Oleh : KH Abdullah Gymnastiar
“ALLAH, tiada tuhan selain Dia, Yang Mahahidup dan Yang terus-menerus mengurus makhluk-Nya, tidak mengantuk dan tidak tidur. Milik-Nya apa yang ada di langit dan apa yang ada di bumi. Tidak ada yang dapat memberi syafaat di sisi-Nya tanpa izin-Nya. Dia mengetahui apa yang di hadapan mereka dan apa yang ada di belakang mereka, dan mereka tidak mengetahui sesuatu pun tentang ilmu-Nya melainkan apa yang Dia kehendaki. Kursi-Nya (kekuasaan dan ilmu-Nya) meliputi langit dan bumi. Dan Dia tidak merasa berat memelihara keduanya, dan Dia Mahatinggi, Mahaagung.”(QS. al-Baqarah [2]: 255)
Saudaraku. Alam semesta beserta seluruh isinya ciptaan dan milik Allah SWT. Semua yang ada di langit dan di bumi berada dalam kekuasaan dan ilmu-Nya (Kursi-Nya). Allah sama sekali tidak merasa berat mengurus semuanya. Karena tiada tuhan selain Dia Yang Mahatinggi, Mahaagung.
Allah Mahahidup dan Maha Berdiri Sendiri. Dia terus-menerus mengurus makhluk-Nya tanpa mengantuk maupun tidur, dan tidak ada satu pun yang terabaikan. Allah tidak membutuhkan sesuatu pun, Dia Maha Mandiri.

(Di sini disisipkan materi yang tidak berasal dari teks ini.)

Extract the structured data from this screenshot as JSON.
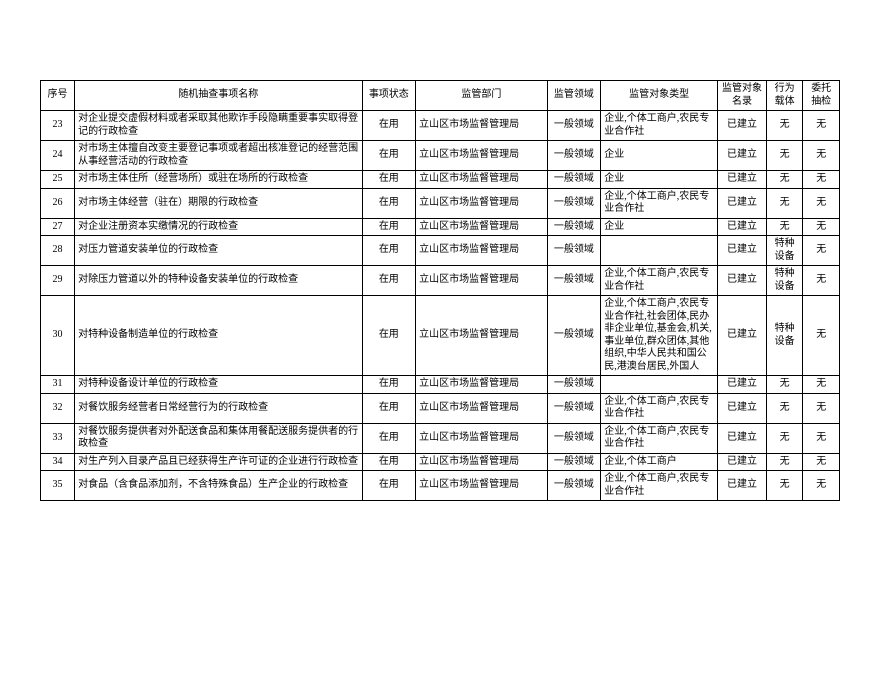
{
  "table": {
    "headers": [
      "序号",
      "随机抽查事项名称",
      "事项状态",
      "监管部门",
      "监管领域",
      "监管对象类型",
      "监管对象名录",
      "行为载体",
      "委托抽检"
    ],
    "rows": [
      [
        "23",
        "对企业提交虚假材料或者采取其他欺诈手段隐瞒重要事实取得登记的行政检查",
        "在用",
        "立山区市场监督管理局",
        "一般领域",
        "企业,个体工商户,农民专业合作社",
        "已建立",
        "无",
        "无"
      ],
      [
        "24",
        "对市场主体擅自改变主要登记事项或者超出核准登记的经营范围从事经营活动的行政检查",
        "在用",
        "立山区市场监督管理局",
        "一般领域",
        "企业",
        "已建立",
        "无",
        "无"
      ],
      [
        "25",
        "对市场主体住所（经营场所）或驻在场所的行政检查",
        "在用",
        "立山区市场监督管理局",
        "一般领域",
        "企业",
        "已建立",
        "无",
        "无"
      ],
      [
        "26",
        "对市场主体经营（驻在）期限的行政检查",
        "在用",
        "立山区市场监督管理局",
        "一般领域",
        "企业,个体工商户,农民专业合作社",
        "已建立",
        "无",
        "无"
      ],
      [
        "27",
        "对企业注册资本实缴情况的行政检查",
        "在用",
        "立山区市场监督管理局",
        "一般领域",
        "企业",
        "已建立",
        "无",
        "无"
      ],
      [
        "28",
        "对压力管道安装单位的行政检查",
        "在用",
        "立山区市场监督管理局",
        "一般领域",
        "",
        "已建立",
        "特种设备",
        "无"
      ],
      [
        "29",
        "对除压力管道以外的特种设备安装单位的行政检查",
        "在用",
        "立山区市场监督管理局",
        "一般领域",
        "企业,个体工商户,农民专业合作社",
        "已建立",
        "特种设备",
        "无"
      ],
      [
        "30",
        "对特种设备制造单位的行政检查",
        "在用",
        "立山区市场监督管理局",
        "一般领域",
        "企业,个体工商户,农民专业合作社,社会团体,民办非企业单位,基金会,机关,事业单位,群众团体,其他组织,中华人民共和国公民,港澳台居民,外国人",
        "已建立",
        "特种设备",
        "无"
      ],
      [
        "31",
        "对特种设备设计单位的行政检查",
        "在用",
        "立山区市场监督管理局",
        "一般领域",
        "",
        "已建立",
        "无",
        "无"
      ],
      [
        "32",
        "对餐饮服务经营者日常经营行为的行政检查",
        "在用",
        "立山区市场监督管理局",
        "一般领域",
        "企业,个体工商户,农民专业合作社",
        "已建立",
        "无",
        "无"
      ],
      [
        "33",
        "对餐饮服务提供者对外配送食品和集体用餐配送服务提供者的行政检查",
        "在用",
        "立山区市场监督管理局",
        "一般领域",
        "企业,个体工商户,农民专业合作社",
        "已建立",
        "无",
        "无"
      ],
      [
        "34",
        "对生产列入目录产品且已经获得生产许可证的企业进行行政检查",
        "在用",
        "立山区市场监督管理局",
        "一般领域",
        "企业,个体工商户",
        "已建立",
        "无",
        "无"
      ],
      [
        "35",
        "对食品（含食品添加剂，不含特殊食品）生产企业的行政检查",
        "在用",
        "立山区市场监督管理局",
        "一般领域",
        "企业,个体工商户,农民专业合作社",
        "已建立",
        "无",
        "无"
      ]
    ],
    "alignments": [
      "center",
      "left",
      "center",
      "left",
      "center",
      "left",
      "center",
      "center",
      "center"
    ]
  }
}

Pastinya, berbeda dengan kita, makhluk-Nya, yang kemampuannya sangat terbatas. Kita pasti memerlukan sesuatu, baik dalam mengurus diri sendiri, terlebih keluarga atau orang lain. Walau pun ada yang disebut sebagai orang yang paling mandiri, ia pasti tetap membutuhkan sesuatu.
Tetapi, keterbatasan yang dimiliki bukan berarti melemahkan upaya untuk terus mandiri. Justru kita harus mengambil hikmah dari asma Allah, al-Qayyum. Yang Maha Berdiri Sendiri. Kita harus terus berupaya mandiri dalam berbuat kebajikan.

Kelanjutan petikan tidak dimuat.